Dwarf shrubs are necessary for basic landscape use. They offer a transition between the more permanent shrubs that are larger and the perennial choices that tend to change more over time as plants die, trends change, and landscape changes become necessary. Basic shrubs tend to stay the standard over time and their dwarf counterparts play that crucial intermediate role. Dwarf shrubs can also work in the landscape as small boundary line markers, anchor specimen beds, and can offer some screening use in smaller spaces as well as many other tasks.
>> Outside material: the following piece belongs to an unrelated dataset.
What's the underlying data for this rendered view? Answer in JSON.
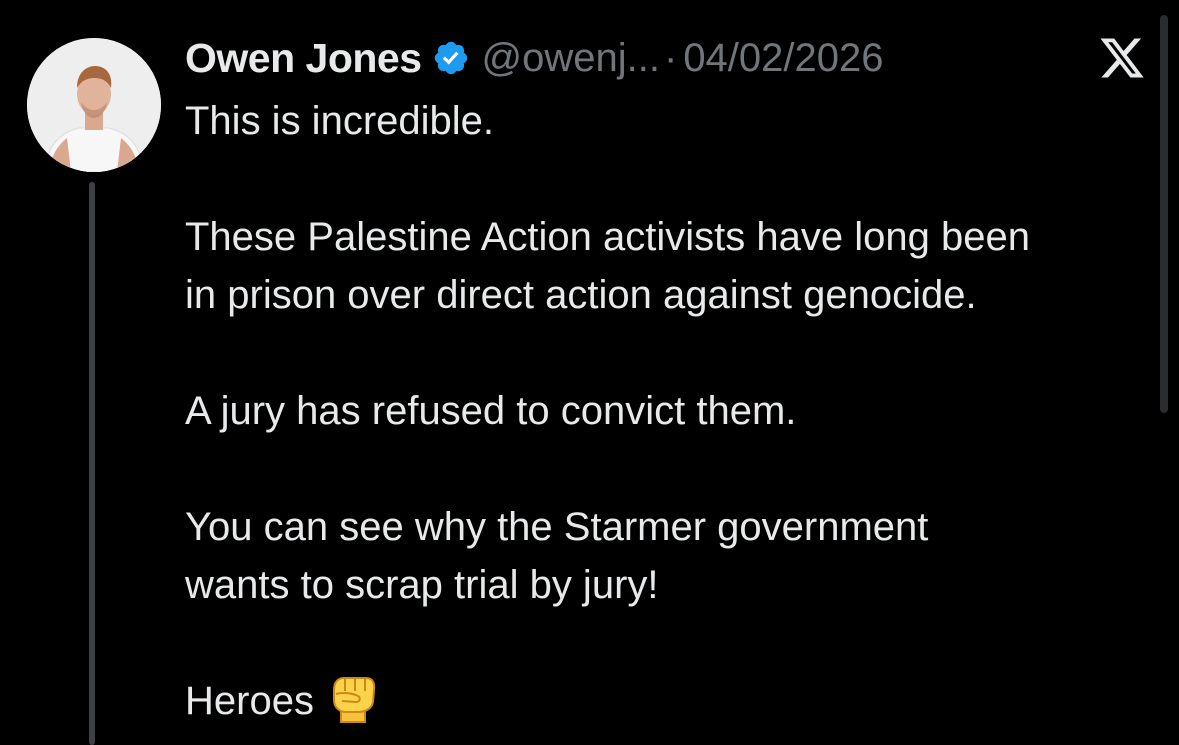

Because of good breeding, many shrubs that are larger now come in dwarf when choosing dwarf shrubs you have some great options. But there are small basic shrubs that have been popular for decades, some for hundreds of years - for great reasons. Here are those basics and why they continue to be planted in gardens all over the world.

  • Boxwood shrubs are one shrub that has been in use for literally hundreds of years around the world. They are grown for their tight evergreen broadleaf foliage that takes to shaping and shearing perfectly well. They are often seen as an edging in English rose gardens, sheared into perfect mounds or squared-off edging. Chances are if you’ve been to a garden with green lush edging, it’s probably been the boxwood that was used. You can use these dwarf shrubs in your garden for the same reasons. They make great foundation plantings and edging in sun or even partial shade, and are long lived and disease resistant. ‘Sprinter’ is a faster growing cultivar of boxwood shrub that is dwarf, making it suitable again for edges and even containers!
  • Spiraea shrubs are everywhere and are one of the most widely cultivated and bred shrubs in the nursery trade for landscape use today. If you live in the Midwest, there’s a pretty good chance you have, or know someone who has the bridal wreath spiraea in their yard - especially around older homes. These spireas were planted when a new family built or moved into a home up to about 30 years ago as a tradition. Some people continue this tradition today. You may have also heard of this tradition with old fashioned lilacs too. Today many spiraeas are bred to be large like bridal wreath, but increasingly becoming popular are the brightly colored dwarf shrub types like ‘Spiraea Gold’. Chartreuse foliage is topped with luminous bright magenta clumps of tiny blooms over a really long season - many will bloom from spring into fall when they are really happy.

There are lots and lots of other dwarf shrubs, often dwarf flowering shrubs like the blue (or pink) Rave Hydrangea that are really popular and very standard landscape affair. Some more unusual yet highly valuable dwarf versions of popular landscape shrubs include this wonderful dwarf crape myrtle, perfect for adding the wonderful aspects of all crape myrtle in smaller spaces. And, of course, the wildly popular ‘Chip” series of butterfly bushes, like ‘Lilac Chip’ butterfly bush buddleia. Wonderful standards in tiny size for smaller spaces!